EU Reporting: Mandatory or Voluntary?

It always did seem a tall order. That great big long list of mandatory disclosures facing European businesses has just got a lot shorter. In fact, companies can now opt out of disclosing on large number of the new sustainability metrics. It’s all thanks to something called materiality. It makes me wonder, how much of these "requirements" are mandatory after all?

The latest draft EU rules on corporate sustainability reporting propose some big changes. The general theme is more “flexibility”. More disclosures are becoming “voluntary” (including on biodiversity transition plans and many workforce metrics). Timelines have been pushed back.

Companies will love this. It gives them more time and more leeway. But those of us hoping for a giant treasure trove of consistent, comparable data look set to be disappointed.

The biggest change is down to something called materiality. This is about how companies decide what issues matter to measure and report on. The original idea was to force companies to disclose a whole series of metrics across all the different topics. But there was an opt out. If marine resources or microplastics just wasn’t relevant, you could opt out of the requirement based on something called the “rebuttable presumption”. Crucially, you needed to publish “reasonable and supportable evidence” to justify why you weren’t reporting on it. That would have acted as quite a big disincentive to skipping certain disclosures. And it would have significantly increased the volume of comparable datapoints in the market.

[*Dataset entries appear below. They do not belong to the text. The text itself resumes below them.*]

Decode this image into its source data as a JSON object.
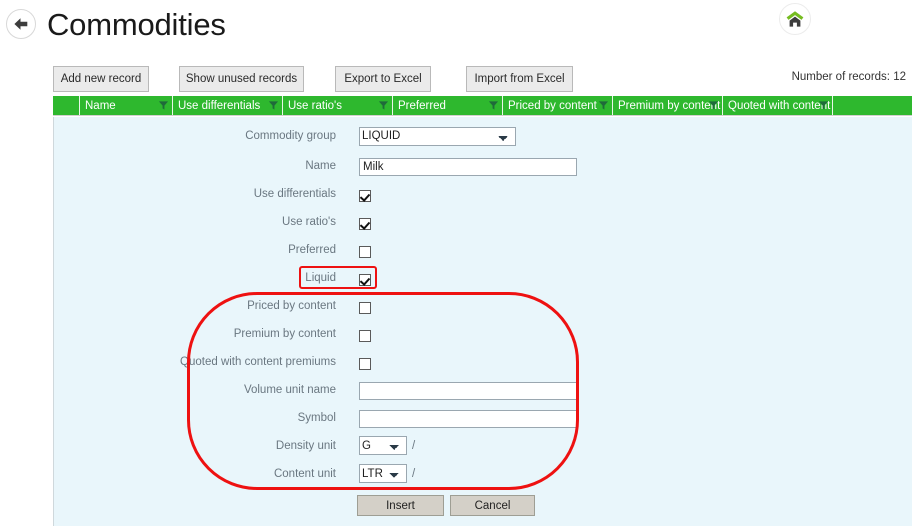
{
  "header": {
    "title": "Commodities",
    "back_icon": "back-arrow-icon",
    "home_icon": "home-icon"
  },
  "toolbar": {
    "buttons": [
      {
        "label": "Add new record"
      },
      {
        "label": "Show unused records"
      },
      {
        "label": "Export to Excel"
      },
      {
        "label": "Import from Excel"
      }
    ],
    "record_count_text": "Number of records: 12"
  },
  "grid": {
    "columns": [
      {
        "label": "",
        "filter": false
      },
      {
        "label": "Name",
        "filter": true
      },
      {
        "label": "Use differentials",
        "filter": true
      },
      {
        "label": "Use ratio's",
        "filter": true
      },
      {
        "label": "Preferred",
        "filter": true
      },
      {
        "label": "Priced by content",
        "filter": true
      },
      {
        "label": "Premium by content",
        "filter": true
      },
      {
        "label": "Quoted with content pr",
        "filter": true
      },
      {
        "label": "",
        "filter": false
      }
    ]
  },
  "form": {
    "fields": [
      {
        "label": "Commodity group",
        "type": "select",
        "value": "LIQUID"
      },
      {
        "label": "Name",
        "type": "text",
        "value": "Milk",
        "placeholder": ""
      },
      {
        "label": "Use differentials",
        "type": "checkbox",
        "checked": true
      },
      {
        "label": "Use ratio's",
        "type": "checkbox",
        "checked": true
      },
      {
        "label": "Preferred",
        "type": "checkbox",
        "checked": false
      },
      {
        "label": "Liquid",
        "type": "checkbox",
        "checked": true
      },
      {
        "label": "Priced by content",
        "type": "checkbox",
        "checked": false
      },
      {
        "label": "Premium by content",
        "type": "checkbox",
        "checked": false
      },
      {
        "label": "Quoted with content premiums",
        "type": "checkbox",
        "checked": false
      },
      {
        "label": "Volume unit name",
        "type": "text",
        "value": "",
        "placeholder": ""
      },
      {
        "label": "Symbol",
        "type": "text",
        "value": "",
        "placeholder": ""
      },
      {
        "label": "Density unit",
        "type": "select",
        "value": "G",
        "suffix": "/"
      },
      {
        "label": "Content unit",
        "type": "select",
        "value": "LTR",
        "suffix": "/"
      }
    ],
    "select_options": {
      "commodity_group": [
        "LIQUID"
      ],
      "density_unit": [
        "G"
      ],
      "content_unit": [
        "LTR"
      ]
    },
    "buttons": {
      "insert_label": "Insert",
      "cancel_label": "Cancel"
    }
  },
  "annotations": {
    "highlight_color": "#ee1111",
    "rect_target": "Liquid",
    "ellipse_target": "content-fields-group"
  },
  "colors": {
    "grid_header_green": "#2eb82e",
    "form_background": "#e9f6fb",
    "toolbar_button": "#ebebeb",
    "footer_button": "#d4d0c8",
    "annotation_red": "#ee1111",
    "home_roof_green": "#76bc21"
  }
}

Now that’s changed. The principle that all metrics are assumed to be material has been struck out. The “general” disclosures, and those on climate (and some workforce ones) remain mandatory. But there is now a much more significant role for the materiality assessment process. What does that mean? It means it’s back to the companies to explain how they chose to decide what’s relevant, just like they might do with a voluntary standard like GRI.

The EU proposals still use the double materiality approach. In contrast to the new International Sustainability Standards Board (which focuses on the needs of investors for financially material information), the EU proposals ask companies to report on their impacts on people and planet. This means companies will have to get their heads around impact materiality and explain how they determine impacts, risks, opportunities and dependencies.

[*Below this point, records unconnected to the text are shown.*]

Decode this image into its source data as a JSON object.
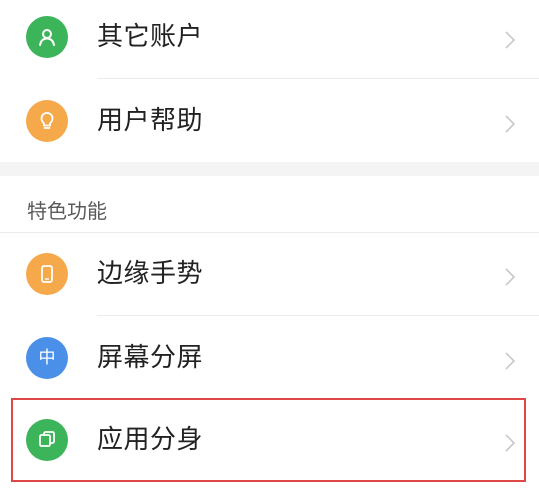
{
  "settings": {
    "items_top": [
      {
        "label": "其它账户",
        "icon": "person-icon",
        "icon_color": "#3cb45a"
      },
      {
        "label": "用户帮助",
        "icon": "lightbulb-icon",
        "icon_color": "#f5a94a"
      }
    ],
    "section": {
      "title": "特色功能",
      "items": [
        {
          "label": "边缘手势",
          "icon": "phone-edge-icon",
          "icon_color": "#f5a94a"
        },
        {
          "label": "屏幕分屏",
          "icon": "split-screen-icon",
          "icon_color": "#4a90e8",
          "icon_text": "中"
        },
        {
          "label": "应用分身",
          "icon": "app-clone-icon",
          "icon_color": "#3cb45a"
        }
      ]
    },
    "highlight_color": "#e04848"
  }
}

But materiality exercises vary. Companies do them in many different ways. Different stakeholders are invited in. The appetite for listening – particularly to challenging voices – differs wildly. The role of science, surveys, social norms and horizon scanning – in other words being genuinely open minded about impacts – varies hugely. In my experience, it’s unusual for a company to go through a materiality exercise and conclude at the end that they need to start collecting data on something new. Instead, these processes end up a post hoc justification for existing disclosures.

You can’t be too prescriptive about anything that is inherently customizable. Different companies have different impacts -that’s the whole point of materiality. The new EU draft tries to set out how a proper assessment should be done, covering positive and negative impacts, “informed by the due diligence process defined in the international instruments of the UN Guiding Principles on Business and Human Rights and the OECD Guidelines for Multinational Enterprises”. That’s good. But all these standards and guidelines provide wriggle room. There is no way around it. Materiality creates flexibility. It's simply not the same thing as mandating disclosures.

The EU estimates the delays will save businesses around 1.2 billion euros a year. The new emphasis on materiality is forecast to save an addition 230 million euros. That’s no small change in a tough economic climate – something businesses have been keen to emphasise in the consultations. Many companies will breathe a sigh of relief. But investors and data users won’t get the promised scale of the comparable datasets.

By shifting from prescribed metrics to a malleable corporate process, there is much more room for flexibility. And with flexibility come gaming, dodging accountability and shying away from tricky topics. Changes announced last year had already reduced the data points by 50%. It looks like it’s just getting easier. The expression “may disclose” – meaning its optional – appears 113 times in the latest “requirements”.  Whilst core and climate disclosures remain mandatory, the pivot to materiality will enable many more companies to strike out issues that they just don’t want to talk about. This means that rather than being mandatory requirements, many aspects just look voluntary.